笛卡尔积的倒数

Question

Given the code below:

function cartesianProductOf() {
    return _.reduce(arguments, function(a, b) {
        return _.flatten(_.map(a, function(x) {
            return _.map(b, function(y) {
                return x.concat([y]);
            });
        }), true);
    }, [ [] ]);
};

var cp = cartesianProductOf([1, 2], [3, 4], ['a', 'b']); // [[1,3,"a"],[1,3,"b"],[1,4,"a"],[1,4,"b"],[2,3,"a"],[2,3,"b"],[2,4,"a"],[2,4,"b"]] 
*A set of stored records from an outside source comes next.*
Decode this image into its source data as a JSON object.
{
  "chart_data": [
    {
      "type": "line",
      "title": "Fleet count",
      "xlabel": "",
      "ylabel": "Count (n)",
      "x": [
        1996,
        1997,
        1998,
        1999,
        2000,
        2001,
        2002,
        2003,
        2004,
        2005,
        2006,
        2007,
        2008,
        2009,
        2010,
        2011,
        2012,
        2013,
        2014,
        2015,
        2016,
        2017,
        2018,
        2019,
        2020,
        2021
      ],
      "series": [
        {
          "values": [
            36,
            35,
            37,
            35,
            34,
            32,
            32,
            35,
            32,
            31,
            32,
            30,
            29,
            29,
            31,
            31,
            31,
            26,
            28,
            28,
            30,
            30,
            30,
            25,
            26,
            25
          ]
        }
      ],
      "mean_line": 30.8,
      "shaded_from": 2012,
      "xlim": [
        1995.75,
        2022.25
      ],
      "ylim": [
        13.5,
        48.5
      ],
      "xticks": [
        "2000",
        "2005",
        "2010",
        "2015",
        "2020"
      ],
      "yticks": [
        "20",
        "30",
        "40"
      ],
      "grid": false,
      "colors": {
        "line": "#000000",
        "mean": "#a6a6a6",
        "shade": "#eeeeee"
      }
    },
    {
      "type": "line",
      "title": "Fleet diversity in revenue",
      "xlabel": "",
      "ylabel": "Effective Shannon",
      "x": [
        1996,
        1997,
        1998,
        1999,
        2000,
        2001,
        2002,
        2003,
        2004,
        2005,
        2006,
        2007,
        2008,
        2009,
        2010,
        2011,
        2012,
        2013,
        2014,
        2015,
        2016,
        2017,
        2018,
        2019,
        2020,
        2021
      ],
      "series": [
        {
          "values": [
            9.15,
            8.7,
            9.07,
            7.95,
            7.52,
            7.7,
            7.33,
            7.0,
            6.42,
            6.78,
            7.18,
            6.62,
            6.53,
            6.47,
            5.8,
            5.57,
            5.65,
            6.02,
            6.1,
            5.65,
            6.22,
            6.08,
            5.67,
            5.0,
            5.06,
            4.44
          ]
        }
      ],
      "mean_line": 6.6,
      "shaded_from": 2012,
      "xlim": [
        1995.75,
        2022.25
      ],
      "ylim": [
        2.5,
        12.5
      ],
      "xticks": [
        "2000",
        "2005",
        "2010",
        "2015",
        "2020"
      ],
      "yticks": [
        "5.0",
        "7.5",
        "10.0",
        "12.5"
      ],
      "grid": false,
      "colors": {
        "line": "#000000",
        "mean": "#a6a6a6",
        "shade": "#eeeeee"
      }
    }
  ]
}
I am looking for a way to reverse the process, such that

reverseCartesian(cp,[3,4]);  // [[1,'a'],[1,'b'],[2,'a'],[2,'b']] 

Answer 1

I don't think this would perform faster with real data, but you can do it like this

function reverseCartesian(cp, arr) {
    return _.chain(cp)
        .map(_.partial(_.difference, _, arr))
        .uniq(function(currentItem) {
            return currentItem.join("|");
        })
        .value();
}

console.log(reverseCartesian(cp, [3, 4]));
// [ [ 1, 'a' ], [ 1, 'b' ], [ 2, 'a' ], [ 2, 'b' ] ]

Note: This will not work properly if the arrays have elements with | in them. Choose this character (or set of characters) carefully in such a way that they will not occur in the arrays.